Identification of Nicotinic Acetylcholine Receptor Recycling and Its Role in Maintaining Receptor Density at the Neuromuscular Junction In Vivo

• Published in: The Journal of neuroscience Vol. 25; no. 43; pp. 9949 - 9959
• Main Authors: Bruneau, Emile, Sutter, David, Hume, Richard I, Akaaboune, Mohammed
• Format: Journal Article
• Language: English
• Published: United States Soc Neuroscience 26.10.2005; Society for Neuroscience
• Subjects: Animals; Biotin - metabolism; Bungarotoxins - pharmacokinetics; Development/Plasticity/Repair; Diagnostic Imaging - methods; Female; Fluorescent Dyes - metabolism; Mice; Neuromuscular Junction - metabolism; Receptor Aggregation - drug effects; Receptor Aggregation - physiology; Receptors, Nicotinic - metabolism; Streptavidin - metabolism; Synapses - metabolism; Time Factors
• ISSN: 0270-6474; 1529-2401
• DOI: 10.1523/JNEUROSCI.3169-05.2005

In the CNS, receptor recycling is critical for synaptic plasticity; however, the recycling of receptors has never been observed at peripheral synapses.
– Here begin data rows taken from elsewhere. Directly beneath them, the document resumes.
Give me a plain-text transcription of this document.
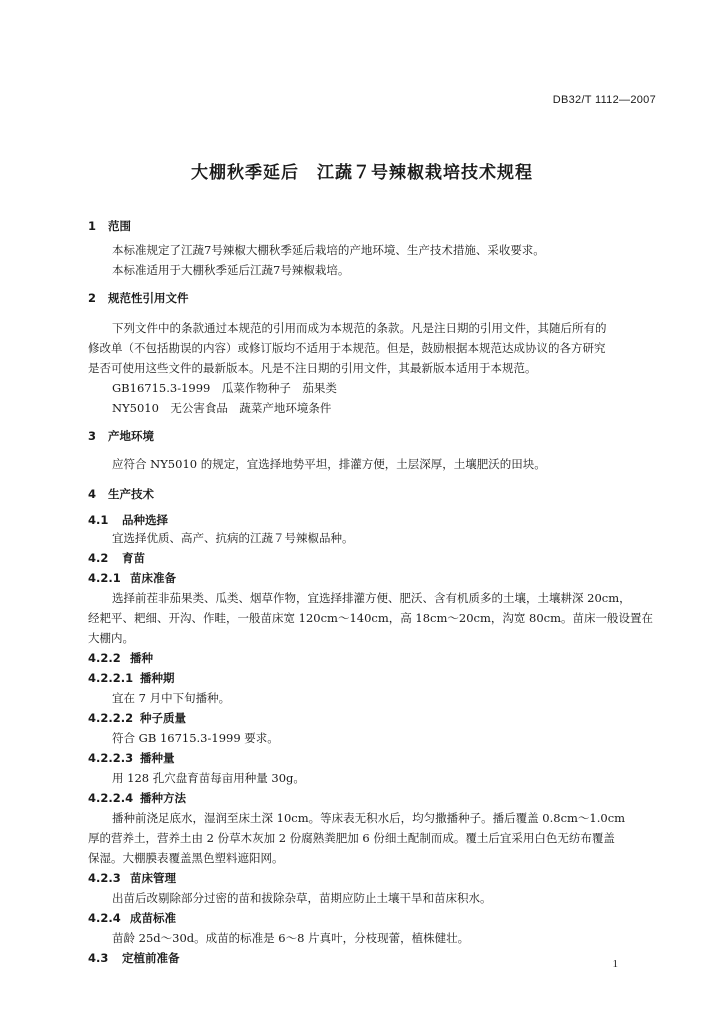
DB32/T 1112—2007
大棚秋季延后　江蔬７号辣椒栽培技术规程
1 范围
本标准规定了江蔬7号辣椒大棚秋季延后栽培的产地环境、生产技术措施、采收要求。
本标准适用于大棚秋季延后江蔬7号辣椒栽培。
2 规范性引用文件
下列文件中的条款通过本规范的引用而成为本规范的条款。凡是注日期的引用文件，其随后所有的
修改单（不包括勘误的内容）或修订版均不适用于本规范。但是，鼓励根据本规范达成协议的各方研究
是否可使用这些文件的最新版本。凡是不注日期的引用文件，其最新版本适用于本规范。
GB16715.3-1999　瓜菜作物种子　茄果类
NY5010　无公害食品　蔬菜产地环境条件
3 产地环境
应符合 NY5010 的规定，宜选择地势平坦，排灌方便，土层深厚，土壤肥沃的田块。
4 生产技术
4.1 品种选择
宜选择优质、高产、抗病的江蔬７号辣椒品种。
4.2 育苗
4.2.1 苗床准备
选择前茬非茄果类、瓜类、烟草作物，宜选择排灌方便、肥沃、含有机质多的土壤，土壤耕深 20cm，
经耙平、耙细、开沟、作畦，一般苗床宽 120cm～140cm，高 18cm～20cm，沟宽 80cm。苗床一般设置在
大棚内。
4.2.2 播种
4.2.2.1 播种期
宜在 7 月中下旬播种。
4.2.2.2 种子质量
符合 GB 16715.3-1999 要求。
4.2.2.3 播种量
用 128 孔穴盘育苗每亩用种量 30g。
4.2.2.4 播种方法
播种前浇足底水，湿润至床土深 10cm。等床表无积水后，均匀撒播种子。播后覆盖 0.8cm～1.0cm
厚的营养土，营养土由 2 份草木灰加 2 份腐熟粪肥加 6 份细土配制而成。覆土后宜采用白色无纺布覆盖
保湿。大棚膜表覆盖黑色塑料遮阳网。
4.2.3 苗床管理
出苗后改剔除部分过密的苗和拔除杂草，苗期应防止土壤干旱和苗床积水。
4.2.4 成苗标准
苗龄 25d～30d。成苗的标准是 6～8 片真叶，分枝现蕾，植株健壮。
4.3 定植前准备	1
Using a novel imaging technique, we show here that nicotinic acetylcholine receptors (AChRs) recycle into the postsynaptic membrane of the neuromuscular junction. By sequentially labeling AChRs with biotin-bungarotoxin and streptavidin-fluorophore conjugates, we were able to distinguish recycled, preexisting, and new receptor pools at synapses in living mice. Time-lapse imaging revealed that recycled AChRs were incorporated into the synapse within hours of initial labeling, and their numbers increased with time. At fully functional synapses, AChR recycling was robust and comparable in magnitude with the insertion of newly synthesized receptors, whereas chronic synaptic activity blockade nearly abolished receptor recycling. Finally, using the same sequential labeling method, we found that acetylcholinesterase, another synaptic component, does not recycle. These results identify an activity-dependent AChR-recycling mechanism that enables the regulation of receptor density, which could lead to rapid alterations in synaptic efficacy.